During the Tibet Talk, Freedom commented on:

  • Celebrities’ fear of offending China: “Unfortunately, many of my friends in the sports world, and many of my friends in the acting world, my friends who sing or rap, unfortunately they are scared to say a word against China, because they care too much about money, business and endorsement deals. But to me, morals, values and principles are way bigger than any kind of business or any kind of endorsement deals that you can get.”
  • The diplomatic boycott of the Beijing Winter Olympics: “I believe a diplomatic boycott is good, but it’s not enough. I hope all these governments and athletes out there go out and say enough is enough. We need to use our voice to amplify what’s going on over there. I hope that all the governments out there and all the athletes out there can do more than just diplomatic boycotts.”
  • The International Olympic Committee: “I believe the International Olympic Committee is sleeping in the same bed with China, because it’s a shame that they’re organizing an important games like the Olympics in a country like China, where there are millions of human rights abuses.”
  • China and the Olympics: “People and athletes and the governments need to understand: the Chinese Communist Party does not represent the Olympic core values of excellence, of respect, of friendship. They are a brutal dictatorship, and they engage in censorship. They threaten freedoms, and they do not respect human rights. And while we are talking right now, there is a genocide happening.”
  • His love for Tibetans: “They’re one of the most nicest people around the world. Actually I love the food that they cook for me called ‘momo.’ It is one of the most tastiest foods that I ever tasted. We actually have a Tibetan cultural center in Boston, and I visited there, and they made me a momo, and I actually had four to-go boxes and brought it home with me. But after hearing all this, I told myself I cannot stay silent. I have to stand for these beautiful people.”
  • The Dalai Lama: “I remember when I was a teenager, I was following His Holiness on social media. All his tweets, all his Instagram posts, all his social media really inspire me to become a better person.”

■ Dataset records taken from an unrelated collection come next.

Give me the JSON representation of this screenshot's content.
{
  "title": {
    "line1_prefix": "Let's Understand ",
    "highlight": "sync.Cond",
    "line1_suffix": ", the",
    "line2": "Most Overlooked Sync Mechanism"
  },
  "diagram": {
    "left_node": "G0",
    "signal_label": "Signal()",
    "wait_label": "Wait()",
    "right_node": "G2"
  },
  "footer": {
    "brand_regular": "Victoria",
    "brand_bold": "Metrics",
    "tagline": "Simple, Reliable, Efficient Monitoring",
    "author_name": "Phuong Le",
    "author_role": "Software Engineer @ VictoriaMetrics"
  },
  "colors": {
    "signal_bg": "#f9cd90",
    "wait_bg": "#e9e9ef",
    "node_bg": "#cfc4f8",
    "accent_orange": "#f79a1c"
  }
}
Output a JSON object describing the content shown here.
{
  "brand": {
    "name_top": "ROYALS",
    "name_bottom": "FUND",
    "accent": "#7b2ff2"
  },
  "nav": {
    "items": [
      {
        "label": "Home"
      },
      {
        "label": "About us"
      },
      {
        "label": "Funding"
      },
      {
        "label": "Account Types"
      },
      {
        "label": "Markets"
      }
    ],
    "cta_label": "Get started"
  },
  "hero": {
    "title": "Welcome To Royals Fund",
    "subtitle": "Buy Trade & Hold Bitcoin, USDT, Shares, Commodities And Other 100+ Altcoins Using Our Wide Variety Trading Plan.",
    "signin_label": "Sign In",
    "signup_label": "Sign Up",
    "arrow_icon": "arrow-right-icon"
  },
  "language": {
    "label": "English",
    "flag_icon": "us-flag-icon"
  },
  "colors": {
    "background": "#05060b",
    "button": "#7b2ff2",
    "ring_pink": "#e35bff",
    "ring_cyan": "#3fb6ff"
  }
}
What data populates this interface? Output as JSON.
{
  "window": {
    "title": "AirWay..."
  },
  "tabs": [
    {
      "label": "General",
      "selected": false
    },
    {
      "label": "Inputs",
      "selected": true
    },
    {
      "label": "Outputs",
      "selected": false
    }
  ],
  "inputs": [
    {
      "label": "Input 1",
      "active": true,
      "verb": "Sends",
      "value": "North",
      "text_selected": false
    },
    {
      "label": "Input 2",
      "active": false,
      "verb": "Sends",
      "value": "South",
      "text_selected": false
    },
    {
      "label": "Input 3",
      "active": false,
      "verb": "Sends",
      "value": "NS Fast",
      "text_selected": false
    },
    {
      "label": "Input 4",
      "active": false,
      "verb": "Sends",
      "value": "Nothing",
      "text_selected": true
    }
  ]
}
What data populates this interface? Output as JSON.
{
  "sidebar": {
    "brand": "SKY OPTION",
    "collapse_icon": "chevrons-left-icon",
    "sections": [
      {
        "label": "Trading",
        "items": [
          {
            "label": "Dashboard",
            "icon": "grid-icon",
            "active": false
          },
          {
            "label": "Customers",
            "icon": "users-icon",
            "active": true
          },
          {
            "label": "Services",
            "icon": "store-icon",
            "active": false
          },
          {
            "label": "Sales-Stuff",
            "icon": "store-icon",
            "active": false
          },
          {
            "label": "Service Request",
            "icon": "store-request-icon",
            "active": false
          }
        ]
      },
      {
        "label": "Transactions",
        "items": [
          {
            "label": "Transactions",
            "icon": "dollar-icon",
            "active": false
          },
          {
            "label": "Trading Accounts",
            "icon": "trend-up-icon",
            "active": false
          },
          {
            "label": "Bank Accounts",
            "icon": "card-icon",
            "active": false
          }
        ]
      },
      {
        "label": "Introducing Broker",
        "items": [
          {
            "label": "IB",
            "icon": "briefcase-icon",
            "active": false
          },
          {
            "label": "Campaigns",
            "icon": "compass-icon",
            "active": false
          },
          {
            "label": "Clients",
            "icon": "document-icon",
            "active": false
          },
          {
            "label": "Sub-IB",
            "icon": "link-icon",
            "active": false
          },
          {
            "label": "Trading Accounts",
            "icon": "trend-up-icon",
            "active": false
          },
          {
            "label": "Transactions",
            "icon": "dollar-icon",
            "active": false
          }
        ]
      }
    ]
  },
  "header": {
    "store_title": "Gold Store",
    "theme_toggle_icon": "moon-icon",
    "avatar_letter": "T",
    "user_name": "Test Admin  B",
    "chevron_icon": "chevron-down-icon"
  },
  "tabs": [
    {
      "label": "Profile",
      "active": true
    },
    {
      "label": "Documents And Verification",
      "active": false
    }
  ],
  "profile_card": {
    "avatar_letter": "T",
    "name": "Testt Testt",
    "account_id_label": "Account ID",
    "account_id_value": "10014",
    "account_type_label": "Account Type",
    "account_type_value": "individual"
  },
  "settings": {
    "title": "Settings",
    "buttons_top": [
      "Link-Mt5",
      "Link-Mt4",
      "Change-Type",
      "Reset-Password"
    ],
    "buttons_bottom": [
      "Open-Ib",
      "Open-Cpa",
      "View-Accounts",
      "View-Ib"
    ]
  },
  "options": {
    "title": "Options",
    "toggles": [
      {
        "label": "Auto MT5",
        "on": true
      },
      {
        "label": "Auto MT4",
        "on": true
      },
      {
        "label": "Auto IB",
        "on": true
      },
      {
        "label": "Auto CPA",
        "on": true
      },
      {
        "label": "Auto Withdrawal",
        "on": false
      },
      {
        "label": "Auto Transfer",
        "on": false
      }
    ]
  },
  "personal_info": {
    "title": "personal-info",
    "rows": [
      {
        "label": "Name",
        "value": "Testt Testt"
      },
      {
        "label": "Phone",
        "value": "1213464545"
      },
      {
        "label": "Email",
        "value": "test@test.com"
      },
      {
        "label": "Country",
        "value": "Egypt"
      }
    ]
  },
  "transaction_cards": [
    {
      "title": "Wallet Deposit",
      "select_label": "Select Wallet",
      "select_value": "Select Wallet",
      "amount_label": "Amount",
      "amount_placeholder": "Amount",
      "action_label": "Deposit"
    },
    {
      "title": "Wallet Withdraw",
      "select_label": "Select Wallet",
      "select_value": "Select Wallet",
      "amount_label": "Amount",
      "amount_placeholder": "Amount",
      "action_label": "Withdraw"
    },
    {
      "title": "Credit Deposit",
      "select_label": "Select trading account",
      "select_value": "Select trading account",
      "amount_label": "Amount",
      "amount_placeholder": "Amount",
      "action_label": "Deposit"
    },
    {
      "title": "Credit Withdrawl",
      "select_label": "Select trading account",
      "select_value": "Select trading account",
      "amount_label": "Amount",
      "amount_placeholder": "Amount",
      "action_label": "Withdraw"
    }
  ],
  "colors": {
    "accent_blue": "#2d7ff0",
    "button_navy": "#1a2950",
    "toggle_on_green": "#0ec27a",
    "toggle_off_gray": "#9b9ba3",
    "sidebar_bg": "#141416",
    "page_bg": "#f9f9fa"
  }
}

Freedom made his support for Tibet known in a video he posted to social media in October 2021 in which he declared that, “Tibet belongs to Tibetans. I’m here to add my voice and speak out about what is happening in Tibet.”

Dhondup Wangchen

Freedom appeared on Tibet Talks alongside Dhondup Wangchen, a Tibetan who received a six-year prison sentence for creating “Leaving Fear Behind,” a documentary showing ordinary Tibetans describing the inhumanity of Chinese rule, as well as their feelings about the then-upcoming 2008 Summer Olympics in Beijing.

After 2008, Tibet turned into a big prison, and people are suffering,” Wangchen said. Chinese President “Xi Jinping became sort of a second Mao Zedong, and the Tibetans are suffering, as are also other people.”

Over the past few months, Wangchen has been traveling to several European countries to meet with government officials and national Olympic committees to raise awareness about Tibet before the Olympics begin. Wangpo Tethong, the International Campaign for Tibet-Europe executive director, has aided Wangchen during his meetings.

The International Campaign for Tibet—an advocacy group based in Washington, DC and Europe that promotes human rights and democratic freedoms for the Tibetan people—has published an open letter calling on NBC to include Tibet in its Olympics coverage.